Leading-Edge Stereotactic Brain Surgery Benefits Patients

July 2, 2009

Some of the world’s most advanced stereotactic technology is now available right here at Floyd Memorial Hospital. Michael Doyle, MD, a neurosurgeon who is highly experienced in using this remarkable equipment, explains how it works and the dramatic benefits it brings to patients.

Image-Guided Brain Surgery

“We now have a system in the operating suite that allows us to navigate through the brain using image guidance,” explained Dr.Doyle. “That means MRI images of the brain are displayed on a computer monitor. A series of cameras are linked with the computer and with our surgical instruments, which have light-emitting diodes in their tips. A digital camera senses the position of the instruments in the brain and displays their position on the computer monitor. We can then see exactly where we are within the brain without the need to make a large incision.”

Pinpoint Accuracy

Dr. Doyle said the stereotactic navigation system, called the Medtronic Stealth, works something like a GPS system in your car. “With this, however, we can know within just one millimeter where our instruments are, and where the abnormality in the brain is. We can work directly on the tumor or lesion and see its borders to make sure we do the most complete resection, or removal, possible. We can also see the lesion in relation to other structures in the brain. The instruments give us the precision and control to remove the maximum amount of tumor while minimizing impact on critical brain structures that surround it.”

Stereotactic Biopsies

“The stereotactic system also allows us to do biopsies of lesions in the brain while making only a tiny incision,” added Dr. Doyle. “We can make a tiny hole, pass the needle in, position it exactly into the lesion and remove a sample. We then immediately have pathology look at it and give us vital information while the patient is still in the operating room.”

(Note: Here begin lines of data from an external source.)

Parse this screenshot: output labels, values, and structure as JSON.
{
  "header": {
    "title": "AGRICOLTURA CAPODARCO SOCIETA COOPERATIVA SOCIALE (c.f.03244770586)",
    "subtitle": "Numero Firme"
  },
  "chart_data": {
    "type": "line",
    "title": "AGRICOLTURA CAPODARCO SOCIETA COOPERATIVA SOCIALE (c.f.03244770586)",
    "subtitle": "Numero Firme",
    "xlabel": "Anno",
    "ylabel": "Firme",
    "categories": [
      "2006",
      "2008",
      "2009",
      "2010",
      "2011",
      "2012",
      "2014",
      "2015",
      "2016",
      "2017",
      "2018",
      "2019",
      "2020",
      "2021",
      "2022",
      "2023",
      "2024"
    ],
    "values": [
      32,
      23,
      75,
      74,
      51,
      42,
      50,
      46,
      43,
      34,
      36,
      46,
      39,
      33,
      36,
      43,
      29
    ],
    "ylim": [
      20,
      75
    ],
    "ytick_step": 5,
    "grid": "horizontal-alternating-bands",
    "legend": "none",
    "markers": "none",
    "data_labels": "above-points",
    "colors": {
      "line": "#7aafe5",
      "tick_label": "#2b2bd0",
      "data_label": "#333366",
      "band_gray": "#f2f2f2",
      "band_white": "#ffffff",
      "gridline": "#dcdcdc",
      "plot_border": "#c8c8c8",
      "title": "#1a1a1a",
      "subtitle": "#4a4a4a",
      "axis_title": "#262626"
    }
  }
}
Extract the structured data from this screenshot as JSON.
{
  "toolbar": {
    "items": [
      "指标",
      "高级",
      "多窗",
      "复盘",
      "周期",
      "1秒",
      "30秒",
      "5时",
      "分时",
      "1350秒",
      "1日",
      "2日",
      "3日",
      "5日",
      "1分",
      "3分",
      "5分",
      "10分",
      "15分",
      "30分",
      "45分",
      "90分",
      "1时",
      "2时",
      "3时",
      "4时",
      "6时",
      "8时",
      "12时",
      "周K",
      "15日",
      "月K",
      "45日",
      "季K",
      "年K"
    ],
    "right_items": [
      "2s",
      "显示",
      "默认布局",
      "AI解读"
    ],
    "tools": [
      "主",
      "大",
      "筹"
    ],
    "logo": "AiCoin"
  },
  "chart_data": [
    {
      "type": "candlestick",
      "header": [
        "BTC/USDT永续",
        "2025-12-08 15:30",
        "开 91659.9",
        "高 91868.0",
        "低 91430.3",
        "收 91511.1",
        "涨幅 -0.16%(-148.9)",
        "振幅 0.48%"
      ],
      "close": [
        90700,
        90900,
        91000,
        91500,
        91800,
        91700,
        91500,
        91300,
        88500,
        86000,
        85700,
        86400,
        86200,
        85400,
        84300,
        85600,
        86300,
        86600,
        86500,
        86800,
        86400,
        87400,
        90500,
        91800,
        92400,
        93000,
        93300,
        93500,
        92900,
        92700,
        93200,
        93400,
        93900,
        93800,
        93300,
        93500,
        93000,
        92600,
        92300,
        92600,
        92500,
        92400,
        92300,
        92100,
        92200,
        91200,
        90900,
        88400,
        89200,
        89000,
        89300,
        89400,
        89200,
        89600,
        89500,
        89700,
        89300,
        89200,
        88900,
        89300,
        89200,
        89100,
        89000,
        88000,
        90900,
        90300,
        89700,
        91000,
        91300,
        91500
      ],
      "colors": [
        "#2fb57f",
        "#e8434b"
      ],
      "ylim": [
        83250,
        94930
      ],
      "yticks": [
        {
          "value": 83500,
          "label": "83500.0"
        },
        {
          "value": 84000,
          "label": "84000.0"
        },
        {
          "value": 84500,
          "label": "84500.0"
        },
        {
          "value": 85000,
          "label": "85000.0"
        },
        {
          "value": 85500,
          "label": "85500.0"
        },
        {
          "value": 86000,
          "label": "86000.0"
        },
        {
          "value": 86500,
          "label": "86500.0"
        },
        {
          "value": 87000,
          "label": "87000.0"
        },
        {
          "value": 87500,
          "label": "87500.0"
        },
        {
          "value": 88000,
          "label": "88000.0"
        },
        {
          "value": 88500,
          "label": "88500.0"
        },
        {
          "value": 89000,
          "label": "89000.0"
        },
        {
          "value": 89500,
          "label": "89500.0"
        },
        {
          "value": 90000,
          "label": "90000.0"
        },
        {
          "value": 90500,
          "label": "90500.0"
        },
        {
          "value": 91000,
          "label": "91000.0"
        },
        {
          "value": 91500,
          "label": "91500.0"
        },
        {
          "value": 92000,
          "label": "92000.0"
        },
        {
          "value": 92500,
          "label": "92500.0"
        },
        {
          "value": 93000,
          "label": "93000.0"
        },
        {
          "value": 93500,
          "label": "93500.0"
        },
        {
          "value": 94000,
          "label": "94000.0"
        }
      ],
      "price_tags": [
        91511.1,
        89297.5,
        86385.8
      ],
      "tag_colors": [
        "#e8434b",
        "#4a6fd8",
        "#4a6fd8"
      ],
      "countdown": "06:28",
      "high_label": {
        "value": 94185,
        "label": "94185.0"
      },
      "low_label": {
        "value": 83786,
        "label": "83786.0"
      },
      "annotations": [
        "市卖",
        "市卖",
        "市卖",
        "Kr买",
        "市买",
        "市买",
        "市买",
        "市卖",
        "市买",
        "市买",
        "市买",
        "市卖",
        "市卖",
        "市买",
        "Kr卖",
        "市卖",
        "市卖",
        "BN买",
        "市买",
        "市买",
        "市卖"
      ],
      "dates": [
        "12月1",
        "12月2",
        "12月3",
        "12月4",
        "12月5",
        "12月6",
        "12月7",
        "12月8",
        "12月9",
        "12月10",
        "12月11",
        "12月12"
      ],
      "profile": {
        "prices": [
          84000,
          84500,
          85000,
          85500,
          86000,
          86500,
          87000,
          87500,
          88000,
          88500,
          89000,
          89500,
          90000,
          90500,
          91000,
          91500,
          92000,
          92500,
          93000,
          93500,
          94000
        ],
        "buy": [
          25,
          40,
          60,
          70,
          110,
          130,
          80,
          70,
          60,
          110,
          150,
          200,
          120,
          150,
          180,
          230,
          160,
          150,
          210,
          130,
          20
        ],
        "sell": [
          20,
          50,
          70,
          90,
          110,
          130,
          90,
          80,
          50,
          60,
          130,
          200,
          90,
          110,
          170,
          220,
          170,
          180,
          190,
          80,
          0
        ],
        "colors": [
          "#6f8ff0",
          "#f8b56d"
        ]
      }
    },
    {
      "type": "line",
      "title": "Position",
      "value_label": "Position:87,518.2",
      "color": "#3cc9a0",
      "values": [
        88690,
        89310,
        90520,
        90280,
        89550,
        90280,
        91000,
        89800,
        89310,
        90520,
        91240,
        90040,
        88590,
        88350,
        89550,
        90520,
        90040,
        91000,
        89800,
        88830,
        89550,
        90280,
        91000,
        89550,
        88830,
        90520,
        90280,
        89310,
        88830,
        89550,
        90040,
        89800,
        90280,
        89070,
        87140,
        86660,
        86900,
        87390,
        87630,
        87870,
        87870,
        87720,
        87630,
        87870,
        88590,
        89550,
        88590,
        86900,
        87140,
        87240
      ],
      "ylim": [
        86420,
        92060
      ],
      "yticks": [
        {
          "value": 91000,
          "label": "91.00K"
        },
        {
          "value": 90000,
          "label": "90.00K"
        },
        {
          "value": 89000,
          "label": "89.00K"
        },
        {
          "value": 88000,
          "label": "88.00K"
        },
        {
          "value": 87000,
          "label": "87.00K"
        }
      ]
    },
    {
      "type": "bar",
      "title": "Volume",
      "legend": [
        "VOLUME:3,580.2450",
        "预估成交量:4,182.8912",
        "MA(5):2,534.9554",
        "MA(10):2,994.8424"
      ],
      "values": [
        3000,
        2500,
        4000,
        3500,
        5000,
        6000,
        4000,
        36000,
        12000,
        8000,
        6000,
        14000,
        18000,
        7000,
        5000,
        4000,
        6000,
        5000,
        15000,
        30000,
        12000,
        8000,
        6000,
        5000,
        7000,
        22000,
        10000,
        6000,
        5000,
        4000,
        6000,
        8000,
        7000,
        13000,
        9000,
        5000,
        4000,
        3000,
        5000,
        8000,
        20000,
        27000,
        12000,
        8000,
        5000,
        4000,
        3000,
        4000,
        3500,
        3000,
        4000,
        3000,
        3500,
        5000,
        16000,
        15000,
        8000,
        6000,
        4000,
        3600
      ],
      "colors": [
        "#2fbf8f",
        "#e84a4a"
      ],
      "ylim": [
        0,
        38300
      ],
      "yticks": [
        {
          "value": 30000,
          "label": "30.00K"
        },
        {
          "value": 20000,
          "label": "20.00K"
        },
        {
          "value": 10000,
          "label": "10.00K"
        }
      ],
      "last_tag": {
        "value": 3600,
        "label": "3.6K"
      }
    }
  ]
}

According to Dr. Doyle, “Years ago, our only option was the open biopsy, which required a large incision through the skull. The early stereotactic systems that came next required the patient’s head to be secured in a large and bulky frame. Today’s stereotactic systems are a great improvement, making the whole process much simpler, safer and more accurate.”

Significant Patient Benefits

Stereotactic brain surgery and biopsies offer significant benefits to the patient:

  • Incisions are smaller. Because a surgeon can localize the tumor precisely, he or she can exactly target it during surgery or biopsies.
  • Procedures are faster and simpler.
  • The surgeon can be more certain of getting a complete resection without damaging
  • surrounding structures, which leads to a better outcome.
  • Patients recover faster, more completely and with fewercomplications.

“This advanced stereotactic navigation system allows us to see within one to two millimeters of accuracy where our instruments are within the brain. We can also visualize the precise shape and location of the tumor, all without a large incision. It gives us the precision and control we need to remove the maximum amount of tumor while avoiding critical structures in the brain.”